May. 20th, 2015

chris_gerrib: (Me 2)
I am really bouncing hard off of John C. Wright's novellas. For One Bright Star to Guide Them I'm baffled by the attitude to magic. Robertson, our first character, hasn't thought of magic for years, yet the instant he sees a black cat he's all magic!!!! - Then when we visit Richard, he alternates in the same paragraph between "yeah magic, especially if it gets me laid" and "no magic for me, I'm British." Oh, and since when have you described out loud what somebody was wearing to the person wearing it? Sorry, no dice. (Oh, and I checked - somebody on File 770 thinks that Wright forgot the name of one of his characters, and changed it from Sarah to Sally randomly. Not so - she is referred to as both names, but there's no explanation as to why in the story. It would have been better to be consistent.)

For The Plural of Helen of Troy I got five pages into it and found myself wondering who I was supposed to be rooting for and why.

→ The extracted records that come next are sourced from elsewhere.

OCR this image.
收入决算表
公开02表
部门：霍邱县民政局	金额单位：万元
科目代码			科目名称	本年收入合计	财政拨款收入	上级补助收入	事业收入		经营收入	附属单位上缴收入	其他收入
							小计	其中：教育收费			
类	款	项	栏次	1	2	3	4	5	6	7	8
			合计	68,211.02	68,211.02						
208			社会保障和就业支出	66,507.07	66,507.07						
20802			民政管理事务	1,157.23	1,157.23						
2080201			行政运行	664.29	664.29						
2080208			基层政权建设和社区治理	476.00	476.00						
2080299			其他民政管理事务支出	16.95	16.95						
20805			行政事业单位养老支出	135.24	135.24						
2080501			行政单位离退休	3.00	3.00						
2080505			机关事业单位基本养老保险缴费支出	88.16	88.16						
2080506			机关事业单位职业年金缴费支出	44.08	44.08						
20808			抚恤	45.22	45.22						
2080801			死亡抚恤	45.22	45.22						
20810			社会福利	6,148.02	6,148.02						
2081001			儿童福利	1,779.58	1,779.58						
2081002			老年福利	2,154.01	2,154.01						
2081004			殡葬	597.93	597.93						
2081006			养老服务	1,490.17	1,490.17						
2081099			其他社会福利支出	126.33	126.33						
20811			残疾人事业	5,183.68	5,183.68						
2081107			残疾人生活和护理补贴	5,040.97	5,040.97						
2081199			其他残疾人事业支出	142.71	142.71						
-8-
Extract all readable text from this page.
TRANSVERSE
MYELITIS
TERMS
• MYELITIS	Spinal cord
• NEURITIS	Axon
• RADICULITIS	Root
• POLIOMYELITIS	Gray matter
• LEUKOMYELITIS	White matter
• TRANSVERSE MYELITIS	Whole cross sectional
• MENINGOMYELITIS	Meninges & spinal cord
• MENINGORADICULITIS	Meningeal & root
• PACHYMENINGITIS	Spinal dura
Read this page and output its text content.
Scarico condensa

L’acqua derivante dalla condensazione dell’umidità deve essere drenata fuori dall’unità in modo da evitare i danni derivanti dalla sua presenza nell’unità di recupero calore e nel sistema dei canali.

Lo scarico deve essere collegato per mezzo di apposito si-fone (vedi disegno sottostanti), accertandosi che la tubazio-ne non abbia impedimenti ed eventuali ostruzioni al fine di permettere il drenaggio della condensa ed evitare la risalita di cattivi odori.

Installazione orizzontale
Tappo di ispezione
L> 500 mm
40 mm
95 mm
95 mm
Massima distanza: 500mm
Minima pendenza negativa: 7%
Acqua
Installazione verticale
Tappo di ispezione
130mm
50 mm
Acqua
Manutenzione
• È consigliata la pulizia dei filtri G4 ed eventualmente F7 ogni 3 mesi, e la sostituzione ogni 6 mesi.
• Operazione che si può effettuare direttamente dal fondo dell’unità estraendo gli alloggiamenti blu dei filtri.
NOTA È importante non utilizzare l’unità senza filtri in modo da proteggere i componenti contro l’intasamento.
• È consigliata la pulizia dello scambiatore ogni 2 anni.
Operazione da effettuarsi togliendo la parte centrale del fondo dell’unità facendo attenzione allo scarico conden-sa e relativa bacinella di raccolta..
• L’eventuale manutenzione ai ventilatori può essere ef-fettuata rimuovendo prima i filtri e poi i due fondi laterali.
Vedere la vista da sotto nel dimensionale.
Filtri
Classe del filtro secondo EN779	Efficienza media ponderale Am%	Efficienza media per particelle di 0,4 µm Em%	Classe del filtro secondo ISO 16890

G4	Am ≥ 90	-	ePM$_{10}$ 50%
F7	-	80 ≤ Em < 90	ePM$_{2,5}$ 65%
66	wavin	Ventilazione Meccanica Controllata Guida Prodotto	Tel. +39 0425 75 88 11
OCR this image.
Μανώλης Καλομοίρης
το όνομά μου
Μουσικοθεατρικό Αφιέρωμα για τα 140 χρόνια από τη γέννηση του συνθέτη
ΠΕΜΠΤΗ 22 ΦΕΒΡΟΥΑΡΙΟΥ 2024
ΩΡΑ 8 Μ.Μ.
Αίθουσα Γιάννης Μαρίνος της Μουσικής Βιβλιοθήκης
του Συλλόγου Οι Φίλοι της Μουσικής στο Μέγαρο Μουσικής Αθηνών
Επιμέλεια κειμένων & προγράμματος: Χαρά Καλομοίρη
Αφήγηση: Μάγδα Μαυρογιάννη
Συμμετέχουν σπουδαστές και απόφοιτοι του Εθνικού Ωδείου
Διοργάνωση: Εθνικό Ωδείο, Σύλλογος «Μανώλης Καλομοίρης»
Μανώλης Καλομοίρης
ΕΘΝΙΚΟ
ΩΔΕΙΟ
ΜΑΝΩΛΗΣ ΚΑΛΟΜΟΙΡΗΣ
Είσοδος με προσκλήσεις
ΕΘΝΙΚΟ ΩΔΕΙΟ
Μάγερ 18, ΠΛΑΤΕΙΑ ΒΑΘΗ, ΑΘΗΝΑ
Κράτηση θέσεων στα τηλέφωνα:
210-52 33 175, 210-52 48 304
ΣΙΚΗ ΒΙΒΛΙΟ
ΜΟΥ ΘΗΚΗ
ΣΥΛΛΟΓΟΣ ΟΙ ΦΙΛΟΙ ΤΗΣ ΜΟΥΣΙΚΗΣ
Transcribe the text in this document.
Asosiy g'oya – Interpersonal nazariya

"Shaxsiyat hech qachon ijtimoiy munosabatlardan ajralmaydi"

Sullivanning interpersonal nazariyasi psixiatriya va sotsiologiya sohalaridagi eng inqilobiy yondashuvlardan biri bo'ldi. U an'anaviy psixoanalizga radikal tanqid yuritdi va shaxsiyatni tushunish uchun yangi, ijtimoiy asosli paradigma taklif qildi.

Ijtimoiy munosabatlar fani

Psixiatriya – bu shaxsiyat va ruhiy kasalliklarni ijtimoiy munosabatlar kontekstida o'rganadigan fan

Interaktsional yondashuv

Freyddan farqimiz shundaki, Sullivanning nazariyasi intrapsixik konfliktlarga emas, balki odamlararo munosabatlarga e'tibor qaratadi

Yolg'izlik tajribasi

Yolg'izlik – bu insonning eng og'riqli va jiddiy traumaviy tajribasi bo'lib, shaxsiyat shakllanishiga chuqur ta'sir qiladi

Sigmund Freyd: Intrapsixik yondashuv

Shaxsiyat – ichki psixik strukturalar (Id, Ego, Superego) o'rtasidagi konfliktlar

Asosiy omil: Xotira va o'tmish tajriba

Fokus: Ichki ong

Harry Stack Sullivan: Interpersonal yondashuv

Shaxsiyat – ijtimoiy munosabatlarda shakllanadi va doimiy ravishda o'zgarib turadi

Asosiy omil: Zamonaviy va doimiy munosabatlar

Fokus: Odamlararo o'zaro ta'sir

I get that Wright was trying for a hard-boiled hero, but for that (or any hero) to work, we need a reason to root for the hero. Kratman did that quite well in Big Boys - I liked Maggie The Tank. I don't like anybody I've met in Troy.

Pale Realms of Shade suffers from a similar problem. I guess I'm supposed to care about Mathias, the ghost, but I'm not told why. Moreover, we spend entirely too much time figuring out that the narrator is a ghost. It's first person, just tell us!

Results - the Andrews is a novel fragment, and the Wrights all have the wrong stuff in them. So my decision is between one-and-done (Kratman then no award) or just no award the whole category.